DISEASE FACTORS IMPLICATED BY ALS-ASSOCIATED MUTATIONS 1: DECREASED SOD1 STABILITY
As the vast majority of ALS-associated SOD1 mutations have full penetrance, the disease-provoking properties reside by necessity in each of their structural characteristics: if you have the mutation you inevitably get the disease. In this perspective, the more than 120 ALS-associated mutations provide a unique research material for mapping out the underlying, disease-triggering factors at a molecular level. Of immediate notice is that the ALS-associated SOD1 mutations investigated so far have their main impact on the unfolding kinetics (Lindberg et al., 2005). The corresponding effect on the refolding rate constant is overall marginal. This shows that the energetic impact of these mutations is predominantly after the transition state, i.e., they perturb late-forming structure on the native side of the monomer barrier. It is further apparent that the way the ALS mutations affect the late-folding features of SOD1 is not the same but varies. The mutations can be categorised as follows. Type-1 mutations that affect selectively the structure of the monomer, type-2 mutations that weaken exclusively the dimer interface, and type 1+3 mutations that perturb both the monomer and dimer formation (Fig. 5). In addition, there is a class of mutations that destabilizes the holo species by interfering with the metal coordination (Crow et al., 1997; Roberts et al., 2007; Shaw and Valentine, 2007) and, finally, a group of mutations that decreases the protein’s repulsive charge with only very small or negligible effects on protein stability (Sandelin et al., 2007). The disease-provoking property of the ALS mutations can thus not be linked to a defined part of the structure but is more likely to act on the conformational equilibrium (Lindberg et al., 2005). Consistently, the mutations that do not affect repulsive charge display a unifying denominator in the form of a shift of the folding equilibrium towards denatured and partly folded apo monomers. In other words, the destabilizing ALS mutations seem to accentuate the already questionable trait of the wild-type protein: the predisposition to populate incompletely folded apo species.

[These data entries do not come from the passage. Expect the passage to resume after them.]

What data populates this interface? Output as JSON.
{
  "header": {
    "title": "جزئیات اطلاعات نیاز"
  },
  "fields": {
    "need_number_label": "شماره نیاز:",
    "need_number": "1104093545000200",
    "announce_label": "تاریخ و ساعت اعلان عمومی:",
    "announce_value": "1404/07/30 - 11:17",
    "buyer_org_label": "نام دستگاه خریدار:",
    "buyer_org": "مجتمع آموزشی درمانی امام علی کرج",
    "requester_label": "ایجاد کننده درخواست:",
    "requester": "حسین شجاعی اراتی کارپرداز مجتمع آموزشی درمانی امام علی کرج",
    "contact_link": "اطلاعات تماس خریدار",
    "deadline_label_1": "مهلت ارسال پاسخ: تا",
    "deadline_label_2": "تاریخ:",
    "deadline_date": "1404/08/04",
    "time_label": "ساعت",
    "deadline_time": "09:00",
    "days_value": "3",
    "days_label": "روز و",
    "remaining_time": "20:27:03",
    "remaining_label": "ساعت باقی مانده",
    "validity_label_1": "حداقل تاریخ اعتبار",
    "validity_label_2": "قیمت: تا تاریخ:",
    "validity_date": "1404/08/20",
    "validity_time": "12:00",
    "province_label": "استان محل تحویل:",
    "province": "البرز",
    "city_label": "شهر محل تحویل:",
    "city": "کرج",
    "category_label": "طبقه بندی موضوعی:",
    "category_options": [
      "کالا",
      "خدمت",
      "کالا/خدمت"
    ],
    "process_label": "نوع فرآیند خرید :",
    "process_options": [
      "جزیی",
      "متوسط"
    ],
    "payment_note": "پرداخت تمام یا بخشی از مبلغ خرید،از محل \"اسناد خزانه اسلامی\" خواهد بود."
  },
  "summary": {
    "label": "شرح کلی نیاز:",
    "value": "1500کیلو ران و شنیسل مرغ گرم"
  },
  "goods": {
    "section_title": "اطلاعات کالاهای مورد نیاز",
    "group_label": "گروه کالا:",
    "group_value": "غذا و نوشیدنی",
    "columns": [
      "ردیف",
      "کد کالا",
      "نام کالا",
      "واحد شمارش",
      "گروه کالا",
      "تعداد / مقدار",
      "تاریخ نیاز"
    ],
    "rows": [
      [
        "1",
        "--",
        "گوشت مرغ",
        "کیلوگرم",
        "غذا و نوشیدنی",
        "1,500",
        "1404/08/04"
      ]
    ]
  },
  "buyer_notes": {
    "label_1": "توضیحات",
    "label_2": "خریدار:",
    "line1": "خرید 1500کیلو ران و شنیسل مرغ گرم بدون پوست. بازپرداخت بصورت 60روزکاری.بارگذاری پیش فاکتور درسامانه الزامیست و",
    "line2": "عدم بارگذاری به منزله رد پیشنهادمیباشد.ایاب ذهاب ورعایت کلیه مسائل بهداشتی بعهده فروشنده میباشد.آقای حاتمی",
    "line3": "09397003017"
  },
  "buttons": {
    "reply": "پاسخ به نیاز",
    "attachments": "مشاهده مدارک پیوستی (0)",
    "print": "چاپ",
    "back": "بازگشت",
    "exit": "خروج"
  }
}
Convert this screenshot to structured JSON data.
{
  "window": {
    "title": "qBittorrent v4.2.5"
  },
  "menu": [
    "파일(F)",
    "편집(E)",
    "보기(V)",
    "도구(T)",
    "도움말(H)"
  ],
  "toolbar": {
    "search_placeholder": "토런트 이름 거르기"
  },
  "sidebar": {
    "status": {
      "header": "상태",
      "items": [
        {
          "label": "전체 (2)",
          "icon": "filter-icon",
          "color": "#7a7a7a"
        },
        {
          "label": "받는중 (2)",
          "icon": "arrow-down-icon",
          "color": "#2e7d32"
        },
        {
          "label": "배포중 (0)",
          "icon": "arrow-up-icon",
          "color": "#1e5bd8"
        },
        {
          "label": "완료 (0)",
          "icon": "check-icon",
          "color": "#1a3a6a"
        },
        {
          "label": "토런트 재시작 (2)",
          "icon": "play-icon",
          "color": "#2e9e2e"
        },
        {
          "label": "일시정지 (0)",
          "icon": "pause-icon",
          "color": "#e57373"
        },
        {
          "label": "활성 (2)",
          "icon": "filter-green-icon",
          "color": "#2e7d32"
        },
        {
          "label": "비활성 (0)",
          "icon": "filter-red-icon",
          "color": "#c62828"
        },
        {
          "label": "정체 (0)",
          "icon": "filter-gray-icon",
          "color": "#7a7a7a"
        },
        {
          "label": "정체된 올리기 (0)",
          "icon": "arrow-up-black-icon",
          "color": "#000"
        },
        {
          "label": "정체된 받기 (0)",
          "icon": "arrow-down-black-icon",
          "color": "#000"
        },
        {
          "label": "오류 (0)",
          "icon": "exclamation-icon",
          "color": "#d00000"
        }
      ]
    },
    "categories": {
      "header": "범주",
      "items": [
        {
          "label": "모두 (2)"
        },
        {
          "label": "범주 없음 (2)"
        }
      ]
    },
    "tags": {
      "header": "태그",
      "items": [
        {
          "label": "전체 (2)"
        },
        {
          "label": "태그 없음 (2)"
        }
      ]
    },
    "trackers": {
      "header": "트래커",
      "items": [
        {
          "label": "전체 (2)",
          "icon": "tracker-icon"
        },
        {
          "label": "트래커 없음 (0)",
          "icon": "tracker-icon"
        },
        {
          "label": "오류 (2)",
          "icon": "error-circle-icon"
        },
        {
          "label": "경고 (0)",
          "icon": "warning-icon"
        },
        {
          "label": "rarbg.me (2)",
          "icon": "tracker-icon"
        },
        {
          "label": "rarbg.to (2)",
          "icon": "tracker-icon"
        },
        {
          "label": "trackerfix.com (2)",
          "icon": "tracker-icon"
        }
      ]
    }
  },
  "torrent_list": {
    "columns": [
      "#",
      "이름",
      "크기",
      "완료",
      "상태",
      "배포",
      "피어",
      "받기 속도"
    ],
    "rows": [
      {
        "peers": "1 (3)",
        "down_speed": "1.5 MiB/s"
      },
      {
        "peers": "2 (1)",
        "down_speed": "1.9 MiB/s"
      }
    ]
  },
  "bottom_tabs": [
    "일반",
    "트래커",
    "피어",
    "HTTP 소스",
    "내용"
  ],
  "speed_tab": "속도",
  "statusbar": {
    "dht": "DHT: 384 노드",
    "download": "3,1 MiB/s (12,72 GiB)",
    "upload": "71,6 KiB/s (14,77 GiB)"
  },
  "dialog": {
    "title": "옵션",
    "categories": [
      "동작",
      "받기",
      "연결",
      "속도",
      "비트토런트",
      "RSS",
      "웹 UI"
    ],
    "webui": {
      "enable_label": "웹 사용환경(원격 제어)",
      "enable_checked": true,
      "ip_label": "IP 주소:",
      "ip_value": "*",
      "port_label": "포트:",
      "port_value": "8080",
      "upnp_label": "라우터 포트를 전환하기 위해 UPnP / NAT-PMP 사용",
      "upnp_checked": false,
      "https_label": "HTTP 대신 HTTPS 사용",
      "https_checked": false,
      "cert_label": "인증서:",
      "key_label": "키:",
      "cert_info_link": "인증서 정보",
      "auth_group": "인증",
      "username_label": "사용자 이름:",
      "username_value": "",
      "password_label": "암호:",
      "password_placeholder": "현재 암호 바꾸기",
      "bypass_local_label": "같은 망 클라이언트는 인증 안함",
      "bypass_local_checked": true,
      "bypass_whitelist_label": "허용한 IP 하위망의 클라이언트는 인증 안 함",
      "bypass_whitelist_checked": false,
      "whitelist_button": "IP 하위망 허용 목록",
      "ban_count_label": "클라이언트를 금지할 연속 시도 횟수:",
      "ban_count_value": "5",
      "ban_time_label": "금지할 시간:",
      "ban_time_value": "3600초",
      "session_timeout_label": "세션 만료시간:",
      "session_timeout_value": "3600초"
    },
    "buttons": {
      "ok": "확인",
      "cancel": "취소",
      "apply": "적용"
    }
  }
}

Figure 5. The ALS-associated SOD1 mutations describe a common shift of the folding equilibrium towards denatured and partly unfolded apo monomers, by either destabilize the monomer structure (type 1), weaken the dimer interface (type 2), or obstruct the formation of the holo dimer through replacement the metal ligands.
This common pattern implicates that the seed for cytotoxicity is to be found among the immature apo monomers. For simplicity, the scheme only outlines the species encountered under oxidizing conditionsin vitro.
The detailed quantitative description of the SOD1 mutations is unique for a protein associated with neurodegenerative disease and provides an important reference for investigations of putative couplings to the clinical manifestation of ALS.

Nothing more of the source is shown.